Tony Bennett Diagnosed With Alzheimer’s Disease

Tony Bennett is 94 years old. Recently, the singer’s wife and son revealed details about the singer’s battle with Alzheimer’s disease.

Tony Bennett’s family told a magazine that he was first diagnosed with the irreversible neurological disorder in 2016. The magazine says he endures “increasingly rarer moments of clarity and awareness.”

An Evergreen Performer

A beloved award-winning singer of American Jazz standards, Tony Bennett’s career spans over seven decades. “He’s not the old Tony anymore,” his wife, Susan, told the magazine. “But when he sings, he’s the old Tony.” Despite his debilitating illness he continues to rehearse and twice a week goes through his 90-minute set with his longtime pianist, Lee Musiker. The magazine says he sings with perfect pitch and apparent ease.

Tony Bennett gained his first pop success in the early 1950s and enjoyed a career revival in the 1990s. He became popular with younger audiences in after an appearance on ‘MTV Unplugged’. The singer’s life was constantly strung with tours and recordings and his 2014 collaboration with Lady Gaga, “Tony Bennett & Lady Gaga: Cheek to Cheek” debuted at No. 1 on the Billboard charts.

Linking Music And Memory

The link between music and memory is something scientists and doctors have been continuing to study – especially for memory impairments and neurological disorders like Alzheimer’s disease. One study has revealed that the brain handles different kinds of information differently, and music is different from language. This means the brain works with music differently, and it appears to be less affected by the Alzheimer’s process, compared to written words, for instance.

Although Tony Bennett can still recognize family members, he is, according to his wife Susan, not always sure where he is or what is happening around him. Mundane objects as familiar as a fork or a set of house keys can be utterly mysterious to him.

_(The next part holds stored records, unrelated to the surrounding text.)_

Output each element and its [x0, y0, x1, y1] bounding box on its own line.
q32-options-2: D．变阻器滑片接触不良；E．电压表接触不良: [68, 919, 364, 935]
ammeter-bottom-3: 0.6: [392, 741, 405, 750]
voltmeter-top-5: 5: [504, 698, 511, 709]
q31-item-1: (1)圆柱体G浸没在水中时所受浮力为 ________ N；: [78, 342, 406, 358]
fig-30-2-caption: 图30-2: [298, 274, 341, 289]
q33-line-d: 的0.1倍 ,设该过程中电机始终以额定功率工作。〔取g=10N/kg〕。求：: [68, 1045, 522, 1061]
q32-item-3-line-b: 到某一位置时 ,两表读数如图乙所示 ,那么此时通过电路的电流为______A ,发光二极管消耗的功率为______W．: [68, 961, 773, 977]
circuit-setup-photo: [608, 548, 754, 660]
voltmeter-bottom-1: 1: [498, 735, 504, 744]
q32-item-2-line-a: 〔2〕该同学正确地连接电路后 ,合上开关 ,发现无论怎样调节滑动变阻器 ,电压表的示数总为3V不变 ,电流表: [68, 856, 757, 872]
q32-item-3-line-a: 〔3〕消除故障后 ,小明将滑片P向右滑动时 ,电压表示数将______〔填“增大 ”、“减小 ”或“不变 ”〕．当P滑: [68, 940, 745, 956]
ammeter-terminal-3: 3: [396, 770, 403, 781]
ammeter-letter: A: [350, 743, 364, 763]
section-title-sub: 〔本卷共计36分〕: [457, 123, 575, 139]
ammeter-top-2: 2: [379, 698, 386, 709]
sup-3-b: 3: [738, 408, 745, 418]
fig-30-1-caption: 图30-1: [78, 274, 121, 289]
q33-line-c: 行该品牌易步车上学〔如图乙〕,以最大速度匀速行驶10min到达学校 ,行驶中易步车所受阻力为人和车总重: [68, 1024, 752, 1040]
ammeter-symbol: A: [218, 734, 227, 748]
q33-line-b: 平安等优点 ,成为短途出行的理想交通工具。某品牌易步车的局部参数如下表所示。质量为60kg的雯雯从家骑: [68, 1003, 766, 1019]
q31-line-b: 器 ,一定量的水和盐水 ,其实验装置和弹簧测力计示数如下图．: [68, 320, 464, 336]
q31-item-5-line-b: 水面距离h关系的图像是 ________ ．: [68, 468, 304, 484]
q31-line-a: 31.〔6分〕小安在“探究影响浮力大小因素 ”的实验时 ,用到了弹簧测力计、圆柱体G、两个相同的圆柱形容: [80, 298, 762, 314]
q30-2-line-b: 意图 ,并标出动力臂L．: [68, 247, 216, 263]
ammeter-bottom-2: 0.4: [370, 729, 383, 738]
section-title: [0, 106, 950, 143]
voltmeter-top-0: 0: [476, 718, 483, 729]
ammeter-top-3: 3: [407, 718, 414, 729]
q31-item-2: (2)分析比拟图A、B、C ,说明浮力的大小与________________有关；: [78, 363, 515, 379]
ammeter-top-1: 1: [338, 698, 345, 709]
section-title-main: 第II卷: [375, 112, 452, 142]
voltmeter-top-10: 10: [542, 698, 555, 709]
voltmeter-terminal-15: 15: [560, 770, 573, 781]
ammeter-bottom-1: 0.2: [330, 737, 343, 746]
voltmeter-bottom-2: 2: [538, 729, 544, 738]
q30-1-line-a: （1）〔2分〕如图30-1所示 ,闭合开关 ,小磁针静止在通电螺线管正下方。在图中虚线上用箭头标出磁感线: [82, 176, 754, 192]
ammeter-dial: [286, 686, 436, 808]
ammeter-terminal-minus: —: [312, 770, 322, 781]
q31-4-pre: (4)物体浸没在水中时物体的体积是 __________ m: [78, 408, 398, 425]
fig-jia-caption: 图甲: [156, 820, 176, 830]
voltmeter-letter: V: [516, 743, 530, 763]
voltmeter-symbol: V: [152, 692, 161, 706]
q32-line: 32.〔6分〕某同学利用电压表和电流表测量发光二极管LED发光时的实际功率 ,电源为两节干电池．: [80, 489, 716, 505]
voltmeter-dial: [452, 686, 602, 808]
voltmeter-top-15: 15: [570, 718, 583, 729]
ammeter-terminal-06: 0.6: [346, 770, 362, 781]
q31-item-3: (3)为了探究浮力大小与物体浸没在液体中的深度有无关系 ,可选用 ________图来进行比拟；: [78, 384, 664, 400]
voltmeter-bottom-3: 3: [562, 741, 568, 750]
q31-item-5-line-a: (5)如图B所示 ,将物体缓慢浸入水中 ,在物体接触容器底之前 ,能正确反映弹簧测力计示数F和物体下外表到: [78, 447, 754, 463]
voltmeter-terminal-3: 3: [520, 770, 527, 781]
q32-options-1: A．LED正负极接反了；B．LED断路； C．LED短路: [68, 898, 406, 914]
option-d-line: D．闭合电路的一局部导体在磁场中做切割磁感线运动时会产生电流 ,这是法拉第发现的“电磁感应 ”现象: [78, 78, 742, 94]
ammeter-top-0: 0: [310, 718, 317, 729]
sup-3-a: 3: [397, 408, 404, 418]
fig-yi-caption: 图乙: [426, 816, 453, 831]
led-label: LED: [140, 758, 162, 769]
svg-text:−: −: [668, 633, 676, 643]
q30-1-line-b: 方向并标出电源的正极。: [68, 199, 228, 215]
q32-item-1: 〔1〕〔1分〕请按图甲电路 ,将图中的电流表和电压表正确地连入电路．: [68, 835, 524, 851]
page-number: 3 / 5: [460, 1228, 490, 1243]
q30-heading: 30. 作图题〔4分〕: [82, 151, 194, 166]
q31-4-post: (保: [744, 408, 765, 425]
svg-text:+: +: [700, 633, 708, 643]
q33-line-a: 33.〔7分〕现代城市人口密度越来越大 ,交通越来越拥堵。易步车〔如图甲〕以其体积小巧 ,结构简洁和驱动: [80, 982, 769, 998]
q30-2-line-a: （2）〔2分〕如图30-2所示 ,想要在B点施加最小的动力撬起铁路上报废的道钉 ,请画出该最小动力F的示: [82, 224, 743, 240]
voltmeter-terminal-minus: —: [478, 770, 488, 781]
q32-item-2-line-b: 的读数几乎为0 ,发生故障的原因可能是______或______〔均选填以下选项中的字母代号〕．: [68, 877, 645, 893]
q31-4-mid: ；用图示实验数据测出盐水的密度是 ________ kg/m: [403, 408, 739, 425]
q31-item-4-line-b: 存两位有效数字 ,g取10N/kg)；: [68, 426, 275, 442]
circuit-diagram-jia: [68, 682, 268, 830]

His appearance on ‘MTV Unplugged’ which culminated in a 1994 best album Grammy. Since then, the jazz veteran has recorded a steady stream of memorable duet recordings featuring John Mayer, K.D. Lang, James Taylor, Sting, Amy Winehouse and Lady Gaga, who has become a devoted protégé. Their first, electrifying duet (“The Lady Is a Tramp” in 2011) proved to be a life-changing moment for Gaga when the pop star realized, under Tony’s tutelage, that she was (like him) also a jazz singer — someone who can riff off a melody, easily improvising harmonic detours of stunning beauty. “The fact that Tony sees me as a natural-born jazz singer is still something that I haven’t gotten over,” Gaga recently said.